President Donald Trump on Sunday warned of "major flooding in large parts of Louisiana and all across the Gulf Coast. "Please be very careful!" he said on Twitter. At a late Saturday press conference, Louisiana Governor John Bel Edwards told residents: "Don't let your guard down thinking the worst is behind us." As of 11:00 am Sunday (1500 GMT), the storm's maximum sustained winds had dropped further, to 40 miles (64 kilometers) per hour. It was located southeast of Shreveport in western Louisiana, moving north at a leisurely nine miles per hour, the National Hurricane Center said.
"Barry is forecast to weaken to a tropical depression later today," the NHC said, adding that the storm should move over Arkansas late Sunday and early Monday. Pete Gaynor, acting administrator of the Federal Emergency Management Agency, told Fox News "there are still life-threatening conditions" as Barry moves north. "The rain is the threat," he added, not only while it falls but in a couple of days when floodwaters move back down the Mississippi River to the Gulf of Mexico.
Tornadoes were possible in parts of Louisiana, Mississippi, western Alabama, eastern Arkansas and western Tennessee, the NHC said. Rainfall estimates had been lowered to between six and 12 inches (15 to 30 centimeters) over south-central Louisiana but rivers and canals across the state's south were full.
The heavy winds scattered tree branches across roads and knocked down street signs. In St. John's Parish next to New Orleans, local television footage showed some areas under two or more feet (60 centimeters) of water. The eye of the storm made landfall at Intracoastal City, a speck of a town with a few houses and businesses. Part of the main road was flooded Saturday afternoon, as were some waterfront businesses but by Sunday a storm surge warning that affected
Intracoastal City had been withdrawn. News footage showed localized flooding, swollen waterways, and downed power lines and trees across south Louisiana. Rivers overtopped their levees in several locations, including part of coastal Terrebonne Parish, where authorities had issued a mandatory evacuation notice. The Atchafalaya River swallowed the waterfront pedestrian promenade in Morgan City, which was entirely without power, as about 10 members of America's Cajun Navy citizen rescue group assembled under a highway overpass.
"We're just neighbors helping neighbors," John Billiot, 39, the group's president, told AFP. The group has conducted volunteer rescues since Hurricane Katrina in 2005. This time it assembled five flat-bottom rescue boats, a high-clearance, military-style truck and 86 other boats across the region in preparation for the latest storm.

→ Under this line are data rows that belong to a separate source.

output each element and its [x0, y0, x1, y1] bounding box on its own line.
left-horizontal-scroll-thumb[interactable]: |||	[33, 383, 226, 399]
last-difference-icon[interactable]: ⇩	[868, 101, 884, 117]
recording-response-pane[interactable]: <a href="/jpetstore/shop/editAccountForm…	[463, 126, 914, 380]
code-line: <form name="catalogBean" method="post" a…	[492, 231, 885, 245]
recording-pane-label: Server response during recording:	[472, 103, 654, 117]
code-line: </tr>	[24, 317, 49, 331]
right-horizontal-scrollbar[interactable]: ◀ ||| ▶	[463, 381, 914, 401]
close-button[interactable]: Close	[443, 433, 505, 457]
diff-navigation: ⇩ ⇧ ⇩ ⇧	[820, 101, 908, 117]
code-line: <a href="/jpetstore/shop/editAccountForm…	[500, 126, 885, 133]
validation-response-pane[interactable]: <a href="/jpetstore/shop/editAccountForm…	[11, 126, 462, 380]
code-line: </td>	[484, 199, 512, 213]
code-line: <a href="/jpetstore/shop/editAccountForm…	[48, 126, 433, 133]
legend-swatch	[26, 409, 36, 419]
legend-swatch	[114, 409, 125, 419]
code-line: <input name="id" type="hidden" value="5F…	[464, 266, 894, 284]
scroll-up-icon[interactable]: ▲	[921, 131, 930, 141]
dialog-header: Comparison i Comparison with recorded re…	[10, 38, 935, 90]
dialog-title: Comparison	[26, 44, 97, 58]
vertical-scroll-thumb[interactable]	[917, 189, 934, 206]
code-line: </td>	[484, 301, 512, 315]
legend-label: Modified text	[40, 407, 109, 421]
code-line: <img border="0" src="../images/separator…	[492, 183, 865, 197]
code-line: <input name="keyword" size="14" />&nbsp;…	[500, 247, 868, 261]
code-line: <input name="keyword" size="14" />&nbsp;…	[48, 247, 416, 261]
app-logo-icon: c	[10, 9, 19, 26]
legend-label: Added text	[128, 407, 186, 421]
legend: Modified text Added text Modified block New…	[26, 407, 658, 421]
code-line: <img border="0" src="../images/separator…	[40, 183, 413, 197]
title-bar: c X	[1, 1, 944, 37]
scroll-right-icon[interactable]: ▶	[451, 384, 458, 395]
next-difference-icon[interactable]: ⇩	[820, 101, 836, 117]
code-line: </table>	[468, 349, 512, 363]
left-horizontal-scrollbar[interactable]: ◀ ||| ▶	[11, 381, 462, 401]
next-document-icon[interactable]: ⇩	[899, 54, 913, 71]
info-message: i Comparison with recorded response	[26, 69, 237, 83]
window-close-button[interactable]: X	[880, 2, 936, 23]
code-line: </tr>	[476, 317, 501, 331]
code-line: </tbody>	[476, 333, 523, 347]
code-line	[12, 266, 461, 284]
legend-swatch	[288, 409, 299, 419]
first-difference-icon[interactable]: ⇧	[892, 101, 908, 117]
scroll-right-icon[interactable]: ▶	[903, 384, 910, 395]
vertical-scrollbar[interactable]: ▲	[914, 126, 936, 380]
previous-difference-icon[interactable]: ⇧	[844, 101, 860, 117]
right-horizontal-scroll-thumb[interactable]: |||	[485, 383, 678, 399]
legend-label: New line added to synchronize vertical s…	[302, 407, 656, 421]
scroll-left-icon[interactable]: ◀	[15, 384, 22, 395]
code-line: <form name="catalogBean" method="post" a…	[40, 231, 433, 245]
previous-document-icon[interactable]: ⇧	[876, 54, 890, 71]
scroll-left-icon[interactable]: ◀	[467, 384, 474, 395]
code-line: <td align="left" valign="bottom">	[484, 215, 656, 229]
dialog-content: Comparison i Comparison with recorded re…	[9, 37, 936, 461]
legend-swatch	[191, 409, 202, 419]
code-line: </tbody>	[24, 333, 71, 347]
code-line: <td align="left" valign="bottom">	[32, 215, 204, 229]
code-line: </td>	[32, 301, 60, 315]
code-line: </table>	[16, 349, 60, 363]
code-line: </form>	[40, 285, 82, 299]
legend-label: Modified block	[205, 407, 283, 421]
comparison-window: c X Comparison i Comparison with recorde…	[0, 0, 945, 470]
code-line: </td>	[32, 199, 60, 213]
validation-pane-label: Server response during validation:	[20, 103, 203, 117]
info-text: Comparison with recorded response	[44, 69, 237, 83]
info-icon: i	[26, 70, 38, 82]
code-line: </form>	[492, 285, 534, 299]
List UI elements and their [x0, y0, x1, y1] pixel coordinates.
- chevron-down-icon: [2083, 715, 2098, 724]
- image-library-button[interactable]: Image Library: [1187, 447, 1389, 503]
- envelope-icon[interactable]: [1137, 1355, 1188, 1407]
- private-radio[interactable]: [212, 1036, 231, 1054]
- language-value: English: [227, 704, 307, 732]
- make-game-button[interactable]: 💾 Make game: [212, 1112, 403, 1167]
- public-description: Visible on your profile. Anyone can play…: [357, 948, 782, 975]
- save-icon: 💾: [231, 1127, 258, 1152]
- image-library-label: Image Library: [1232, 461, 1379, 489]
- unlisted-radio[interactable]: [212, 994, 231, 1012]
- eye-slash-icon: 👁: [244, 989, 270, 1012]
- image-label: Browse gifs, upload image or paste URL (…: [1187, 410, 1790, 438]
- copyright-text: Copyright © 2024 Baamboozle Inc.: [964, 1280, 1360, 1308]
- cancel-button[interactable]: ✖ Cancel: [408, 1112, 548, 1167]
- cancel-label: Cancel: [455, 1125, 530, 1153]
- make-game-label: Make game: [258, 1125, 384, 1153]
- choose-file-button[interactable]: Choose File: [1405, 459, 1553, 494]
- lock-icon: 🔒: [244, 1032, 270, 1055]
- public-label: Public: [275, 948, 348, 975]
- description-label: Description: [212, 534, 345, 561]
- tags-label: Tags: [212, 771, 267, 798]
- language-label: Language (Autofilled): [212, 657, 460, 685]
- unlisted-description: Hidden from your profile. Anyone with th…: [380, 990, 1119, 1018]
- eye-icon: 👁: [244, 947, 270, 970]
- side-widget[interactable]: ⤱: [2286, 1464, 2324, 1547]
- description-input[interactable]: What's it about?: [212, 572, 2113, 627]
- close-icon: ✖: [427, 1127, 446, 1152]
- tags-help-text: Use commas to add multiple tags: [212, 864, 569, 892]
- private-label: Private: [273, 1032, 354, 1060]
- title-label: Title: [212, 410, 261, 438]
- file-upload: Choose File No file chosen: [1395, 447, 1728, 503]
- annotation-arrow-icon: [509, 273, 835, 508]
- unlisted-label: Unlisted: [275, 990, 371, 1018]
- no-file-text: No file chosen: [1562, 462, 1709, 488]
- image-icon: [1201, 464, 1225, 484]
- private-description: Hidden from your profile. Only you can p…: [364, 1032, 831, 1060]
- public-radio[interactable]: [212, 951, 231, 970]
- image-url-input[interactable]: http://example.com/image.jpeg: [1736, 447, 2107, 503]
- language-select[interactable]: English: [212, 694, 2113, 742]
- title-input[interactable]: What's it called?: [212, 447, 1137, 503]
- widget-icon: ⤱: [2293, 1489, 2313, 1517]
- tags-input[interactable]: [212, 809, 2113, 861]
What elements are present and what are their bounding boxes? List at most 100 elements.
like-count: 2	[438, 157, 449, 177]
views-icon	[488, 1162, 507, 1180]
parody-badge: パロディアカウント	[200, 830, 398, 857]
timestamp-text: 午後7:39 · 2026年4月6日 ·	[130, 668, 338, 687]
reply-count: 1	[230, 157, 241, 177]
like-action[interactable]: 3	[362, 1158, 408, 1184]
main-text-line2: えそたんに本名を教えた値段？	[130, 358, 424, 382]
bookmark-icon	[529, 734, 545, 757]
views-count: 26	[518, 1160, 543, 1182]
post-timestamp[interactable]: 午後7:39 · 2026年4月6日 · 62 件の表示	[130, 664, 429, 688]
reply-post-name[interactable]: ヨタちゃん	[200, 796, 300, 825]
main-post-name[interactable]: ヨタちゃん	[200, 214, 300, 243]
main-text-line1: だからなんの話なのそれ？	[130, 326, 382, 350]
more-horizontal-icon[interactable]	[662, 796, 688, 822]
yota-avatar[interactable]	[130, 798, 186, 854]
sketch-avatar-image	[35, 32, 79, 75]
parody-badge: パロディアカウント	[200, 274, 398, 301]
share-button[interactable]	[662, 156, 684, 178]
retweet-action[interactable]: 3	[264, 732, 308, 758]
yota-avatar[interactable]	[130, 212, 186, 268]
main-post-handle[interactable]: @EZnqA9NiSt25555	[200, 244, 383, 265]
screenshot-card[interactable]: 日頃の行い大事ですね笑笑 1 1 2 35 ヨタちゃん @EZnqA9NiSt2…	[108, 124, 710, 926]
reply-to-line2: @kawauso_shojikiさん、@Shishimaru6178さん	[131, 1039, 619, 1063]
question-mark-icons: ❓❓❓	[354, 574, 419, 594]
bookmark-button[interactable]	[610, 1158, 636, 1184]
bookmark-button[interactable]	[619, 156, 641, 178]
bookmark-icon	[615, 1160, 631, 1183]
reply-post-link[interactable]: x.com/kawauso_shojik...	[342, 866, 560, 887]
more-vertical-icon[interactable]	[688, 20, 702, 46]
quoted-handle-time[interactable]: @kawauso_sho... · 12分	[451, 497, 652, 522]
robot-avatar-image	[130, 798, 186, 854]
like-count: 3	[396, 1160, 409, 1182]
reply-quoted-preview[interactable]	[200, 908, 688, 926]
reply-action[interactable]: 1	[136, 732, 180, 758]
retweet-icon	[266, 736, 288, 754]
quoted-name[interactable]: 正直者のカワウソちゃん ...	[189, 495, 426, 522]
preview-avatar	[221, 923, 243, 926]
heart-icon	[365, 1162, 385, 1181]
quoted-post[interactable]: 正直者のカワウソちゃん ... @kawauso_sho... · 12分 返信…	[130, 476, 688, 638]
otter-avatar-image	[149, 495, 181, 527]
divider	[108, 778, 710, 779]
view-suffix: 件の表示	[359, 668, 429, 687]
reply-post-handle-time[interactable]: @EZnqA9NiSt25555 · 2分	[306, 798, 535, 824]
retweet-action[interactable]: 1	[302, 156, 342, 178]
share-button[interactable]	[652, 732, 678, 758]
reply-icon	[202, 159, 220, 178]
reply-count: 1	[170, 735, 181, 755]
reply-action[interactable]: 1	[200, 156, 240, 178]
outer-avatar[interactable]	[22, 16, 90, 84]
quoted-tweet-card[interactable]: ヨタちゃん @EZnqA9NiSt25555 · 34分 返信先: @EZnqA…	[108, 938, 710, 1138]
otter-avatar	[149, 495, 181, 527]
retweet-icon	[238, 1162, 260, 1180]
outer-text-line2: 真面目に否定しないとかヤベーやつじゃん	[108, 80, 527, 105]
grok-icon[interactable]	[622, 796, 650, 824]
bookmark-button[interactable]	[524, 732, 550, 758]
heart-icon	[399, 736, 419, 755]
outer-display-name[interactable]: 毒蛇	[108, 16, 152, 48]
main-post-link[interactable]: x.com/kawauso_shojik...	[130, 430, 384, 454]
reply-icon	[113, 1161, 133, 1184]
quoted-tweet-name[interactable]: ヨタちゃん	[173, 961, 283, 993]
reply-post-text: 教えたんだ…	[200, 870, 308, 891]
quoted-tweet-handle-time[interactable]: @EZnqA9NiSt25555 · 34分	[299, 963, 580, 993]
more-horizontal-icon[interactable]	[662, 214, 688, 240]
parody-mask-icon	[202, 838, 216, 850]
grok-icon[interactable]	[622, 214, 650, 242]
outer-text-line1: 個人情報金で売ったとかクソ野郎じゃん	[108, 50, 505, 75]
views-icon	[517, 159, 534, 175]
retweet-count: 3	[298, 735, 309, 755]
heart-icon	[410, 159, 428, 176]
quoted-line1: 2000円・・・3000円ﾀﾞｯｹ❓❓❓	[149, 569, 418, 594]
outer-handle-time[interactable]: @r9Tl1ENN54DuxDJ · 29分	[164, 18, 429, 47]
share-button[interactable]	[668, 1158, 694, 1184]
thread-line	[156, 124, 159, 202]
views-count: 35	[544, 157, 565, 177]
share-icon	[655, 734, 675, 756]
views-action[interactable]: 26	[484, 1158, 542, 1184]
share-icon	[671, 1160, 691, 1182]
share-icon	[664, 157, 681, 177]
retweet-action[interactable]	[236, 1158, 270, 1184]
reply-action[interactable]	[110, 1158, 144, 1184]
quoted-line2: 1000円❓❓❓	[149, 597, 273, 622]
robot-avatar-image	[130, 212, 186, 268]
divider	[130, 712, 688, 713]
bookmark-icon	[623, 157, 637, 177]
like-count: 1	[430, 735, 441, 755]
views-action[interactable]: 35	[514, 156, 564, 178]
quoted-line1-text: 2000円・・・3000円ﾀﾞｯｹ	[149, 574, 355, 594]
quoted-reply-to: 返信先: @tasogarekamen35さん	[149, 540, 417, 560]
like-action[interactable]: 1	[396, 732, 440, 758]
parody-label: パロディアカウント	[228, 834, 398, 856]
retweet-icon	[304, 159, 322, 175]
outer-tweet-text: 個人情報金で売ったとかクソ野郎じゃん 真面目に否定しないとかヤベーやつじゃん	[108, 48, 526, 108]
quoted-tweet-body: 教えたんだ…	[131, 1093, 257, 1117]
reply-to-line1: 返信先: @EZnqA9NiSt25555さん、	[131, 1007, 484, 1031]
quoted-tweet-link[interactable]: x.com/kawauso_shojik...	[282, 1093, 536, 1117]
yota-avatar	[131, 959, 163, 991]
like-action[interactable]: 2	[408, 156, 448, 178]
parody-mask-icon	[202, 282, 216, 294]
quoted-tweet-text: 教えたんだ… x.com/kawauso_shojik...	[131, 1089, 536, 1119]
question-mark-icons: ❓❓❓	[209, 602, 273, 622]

For many, the storm and potential for large-scale flooding revived unpleasant memories of Katrina. While thousands of Louisianans packed up and left their homes as the storm approached, others hunkered down to ride out the squall, sometimes defying mandatory evacuation orders. In northern New Orleans, just half a block from Lake Pontchartrain, retired postal worker Mike Pisciotta shrugged off Barry's local effects. "It hasn't really been anything" in New Orleans, he said, while acknowledging that other areas were harder hit. "I guess we are lucky."
Pisciotta, 72, said he had a "hurricane party" with neighbors Saturday night in a playful effort to keep the storm at bay. But experts say other parts of Louisiana continue to face a dangerous confluence of conditions. The Mississippi River, already swollen from historic rains and flooding upstream, is just below flood stage. In 2005, Katrina - the costliest and deadliest hurricane in recent US history - submerged about 80 percent of New Orleans after the city's levee system failed, causing about 1,800 deaths and more than $150 billion in damage.